Die Revision wird nicht zugelassen.
Der Wert des Streitgegenstandes für die Berufungsinstanz wird auf 4.151,85 EUR festgesetzt.
Gründe
Die Berufung war gemäß § 522 Abs. 2 ZPO durch Beschluss zurückzuweisen. Die zulässige Berufung hat nach einstimmiger Überzeugung der Kammer aus den zutreffenden Gründen der angefochtenen Entscheidung, die durch das Berufungsvorbringen nicht entkräftet werden, keine Aussicht auf Erfolg. Die Rechtssache hat auch keine grundsätzliche Bedeutung. Weder die Fortbildung des Rechts noch die Sicherung einer einheitlichen Rechtsprechung erfordern eine Entscheidung der Kammer auf Grund mündlicher Verhandlung, die auch sonst nicht geboten ist. Zur Vermeidung von Wiederholungen wird auf die Gründe des Kammerbeschlusses vom 02.01.2013 Bezug genommen.
Die Ausführungen der Beklagten mit Schriftsatz vom 04.02.2013 geben keinen Anlass zu einer abweichenden rechtlichen Beurteilung, da die Vorgaben des Bundesgerichtshofs in seiner neueren Rechtsprechung bereits vollumfänglich berücksichtigt worden sind. Dies gilt insbesondere auch für das von der Beklagten in Bezug genommene Urteil des Bundesgerichtshofs vom 18.12.2012 (BGH, Urt. v. 18.12.2012 - VI ZR 316/11). Darin wird nämlich lediglich – wie auch schon bisher (BGH, Urt. v. 02.02.2010 - VI ZR 7/09, juris Rz. 21; BGH, Urt. v. 18.05.2010 - VI ZR 293/08, juris Rz. 5f.; BGH, Urt. v. 22.02.2011 - VI ZR 353/09, juris Rz. 8; BGH, Urt. v. 17.05.2011 - VI ZR 142/10, juris Rz. 7) – gefordert, dass das Berufungsgericht umfassend und detailliert prüft, ob sich aus dem Hinweis der Beklagten auf günstigere Angebote anderer Anbieter gewichtige Bedenken gegen die Eignung des Schwacke-Automietpreisspiegels als Schätzungsgrundlage ergeben (BGH, Urt. v. 18.12.2012 - VI ZR 316/11, juris Rz. 11, 12). Dies ist hier indes aus den im Hinweisbeschluss vom 02.01.2013 im Einzelnen dargelegten Gründen nicht der Fall.

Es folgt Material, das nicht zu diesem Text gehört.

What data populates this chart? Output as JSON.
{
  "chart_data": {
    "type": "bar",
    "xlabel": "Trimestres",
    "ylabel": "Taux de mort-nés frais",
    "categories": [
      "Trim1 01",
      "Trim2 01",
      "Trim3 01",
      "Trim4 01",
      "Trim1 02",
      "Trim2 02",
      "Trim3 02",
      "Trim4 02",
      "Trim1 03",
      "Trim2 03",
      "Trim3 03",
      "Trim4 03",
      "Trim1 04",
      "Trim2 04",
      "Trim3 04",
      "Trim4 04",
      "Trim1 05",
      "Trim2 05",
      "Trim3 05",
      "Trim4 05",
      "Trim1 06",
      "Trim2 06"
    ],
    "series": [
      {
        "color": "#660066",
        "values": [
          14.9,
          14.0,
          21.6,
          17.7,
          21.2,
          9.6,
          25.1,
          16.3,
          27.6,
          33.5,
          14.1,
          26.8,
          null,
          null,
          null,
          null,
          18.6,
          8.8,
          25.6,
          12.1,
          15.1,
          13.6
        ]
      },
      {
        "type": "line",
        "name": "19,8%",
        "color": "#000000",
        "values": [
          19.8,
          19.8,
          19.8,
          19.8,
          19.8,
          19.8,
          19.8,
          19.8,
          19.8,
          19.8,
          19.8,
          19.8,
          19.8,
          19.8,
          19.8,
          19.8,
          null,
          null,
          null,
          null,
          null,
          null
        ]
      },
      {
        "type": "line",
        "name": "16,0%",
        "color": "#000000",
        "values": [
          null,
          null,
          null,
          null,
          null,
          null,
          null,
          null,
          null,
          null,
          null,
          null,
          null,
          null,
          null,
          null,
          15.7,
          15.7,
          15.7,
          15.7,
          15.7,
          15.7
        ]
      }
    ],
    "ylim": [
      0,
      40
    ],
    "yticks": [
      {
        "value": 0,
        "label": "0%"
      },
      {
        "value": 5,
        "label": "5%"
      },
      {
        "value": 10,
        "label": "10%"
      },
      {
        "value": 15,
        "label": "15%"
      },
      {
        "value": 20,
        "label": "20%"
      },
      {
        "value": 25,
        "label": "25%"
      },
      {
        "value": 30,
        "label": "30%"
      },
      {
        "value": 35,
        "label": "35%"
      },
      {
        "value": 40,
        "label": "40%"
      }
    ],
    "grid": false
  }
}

Die Revision war nicht zuzulassen, weil die Voraussetzungen des § 543 Abs. 2 ZPO nicht vorliegen. Weder hat die auf die Entscheidung eines Einzelfalls beschränkte Rechtssache grundsätzliche Bedeutung noch ist eine Entscheidung des Revisionsgerichts zur Fortbildung des Rechts oder zur Sicherung einer einheitlichen Rechtsprechung erforderlich. Der Bundesgerichtshof hat sich zu den maßgeblichen Rechtsfragen in zahlreichen, zum Teil von der Beklagten selbst zitierten Entscheidungen bereits geäußert.
Die Kostenentscheidung beruht auf § 97 Abs. 1 ZPO.